PILGRIM: 2016
The paintings and drawings in “Pilgrim” stay close to the ground and watch it change. They circle around sight, place, and the brief, vanishing moments that make a life—the before, the after, and the thin seam in between. For years the work has returned to light on a small landscape: the backyard creek when it first breaks loose in spring, the rough little field where the children play, the place where joy, sorrow, and daily chaos keep trading shifts. This is the country at hand, the few yards of earth that have seen almost everything.
The paintings begin with these backyard images, pressed between glass and mirror so that light can move through and back, flashing from behind like thought. Over this, layers of paint and text are laid down and then sanded away, as if weather were working the surface. The words enter by way of silkscreen, not as thick ink but as negative space left around them, a clearing in the pigment. Where the paint thins, more light passes. With each round of adding and erasing, earlier words drift up or sink back, half‑seen, like something remembered late. The point is not to force an image to heel but to stumble into it—through accident, error, and the small, sudden mercies that feel like grace.
The drawings follow a different path but keep the same hunger for time and sound. Here the ground is vellum, thin and almost skinlike. The image is printed first; then lines of text are built over it using dry transfer letters and templates. The words are planned on separate sheets, then carried across, letter by letter, to the drawing itself. The rows of text swing from side to side, like the antiphonal voices of Gregorian chant, building a rhythm that keeps the piece upright. Every letter is pressed down by hand and then, in many cases, rubbed away again, leaving only a faint pressure, a ghost of speech.

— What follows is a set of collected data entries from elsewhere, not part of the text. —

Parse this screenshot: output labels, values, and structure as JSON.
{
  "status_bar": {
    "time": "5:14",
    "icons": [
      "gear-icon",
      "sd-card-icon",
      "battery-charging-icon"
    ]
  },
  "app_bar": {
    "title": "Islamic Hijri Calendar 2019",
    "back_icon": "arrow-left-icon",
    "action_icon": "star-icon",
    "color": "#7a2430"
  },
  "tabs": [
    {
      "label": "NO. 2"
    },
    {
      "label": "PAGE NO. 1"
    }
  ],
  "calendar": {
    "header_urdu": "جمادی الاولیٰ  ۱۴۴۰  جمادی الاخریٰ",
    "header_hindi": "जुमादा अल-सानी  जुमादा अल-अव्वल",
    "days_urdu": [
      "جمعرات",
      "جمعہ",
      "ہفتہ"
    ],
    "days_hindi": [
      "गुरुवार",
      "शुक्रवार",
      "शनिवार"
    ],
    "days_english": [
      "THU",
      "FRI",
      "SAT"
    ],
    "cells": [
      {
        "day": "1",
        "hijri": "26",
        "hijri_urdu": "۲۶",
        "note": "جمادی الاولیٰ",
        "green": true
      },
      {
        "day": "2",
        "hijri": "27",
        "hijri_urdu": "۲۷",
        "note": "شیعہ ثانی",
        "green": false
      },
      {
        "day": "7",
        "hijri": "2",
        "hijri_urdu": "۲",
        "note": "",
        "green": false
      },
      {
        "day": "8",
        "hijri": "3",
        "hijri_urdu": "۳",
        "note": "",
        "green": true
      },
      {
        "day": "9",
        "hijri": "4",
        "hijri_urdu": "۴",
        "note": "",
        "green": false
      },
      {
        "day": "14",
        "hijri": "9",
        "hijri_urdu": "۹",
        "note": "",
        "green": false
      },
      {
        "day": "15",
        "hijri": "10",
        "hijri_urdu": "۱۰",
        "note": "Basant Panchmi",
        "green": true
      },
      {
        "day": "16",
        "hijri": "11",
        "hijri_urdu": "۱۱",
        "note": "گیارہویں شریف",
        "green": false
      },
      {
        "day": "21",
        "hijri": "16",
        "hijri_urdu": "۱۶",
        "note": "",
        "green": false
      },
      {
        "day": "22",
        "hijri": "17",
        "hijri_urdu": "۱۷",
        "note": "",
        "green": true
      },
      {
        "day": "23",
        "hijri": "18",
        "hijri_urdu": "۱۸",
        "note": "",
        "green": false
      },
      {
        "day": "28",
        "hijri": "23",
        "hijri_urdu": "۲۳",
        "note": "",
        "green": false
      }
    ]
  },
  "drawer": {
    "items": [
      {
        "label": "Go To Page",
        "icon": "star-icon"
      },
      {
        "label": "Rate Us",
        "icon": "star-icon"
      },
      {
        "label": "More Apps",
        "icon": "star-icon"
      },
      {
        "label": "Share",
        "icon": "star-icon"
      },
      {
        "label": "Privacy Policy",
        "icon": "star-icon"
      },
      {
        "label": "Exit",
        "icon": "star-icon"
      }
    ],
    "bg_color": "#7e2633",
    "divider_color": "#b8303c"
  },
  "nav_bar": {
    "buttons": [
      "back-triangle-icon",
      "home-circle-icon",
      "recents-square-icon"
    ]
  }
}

In both the paintings and the drawings, balance is not given; it is hunted. Each piece finds its footing through opposing actions and shifting spaces—light against shadow, word against silence, the solid world against its reflection. Layer fights layer; then they come to terms. The work keeps moving until a still point appears, a small center of rest inside the motion. That is where the painting stops, and where the viewer is asked, for a moment, to stop as well.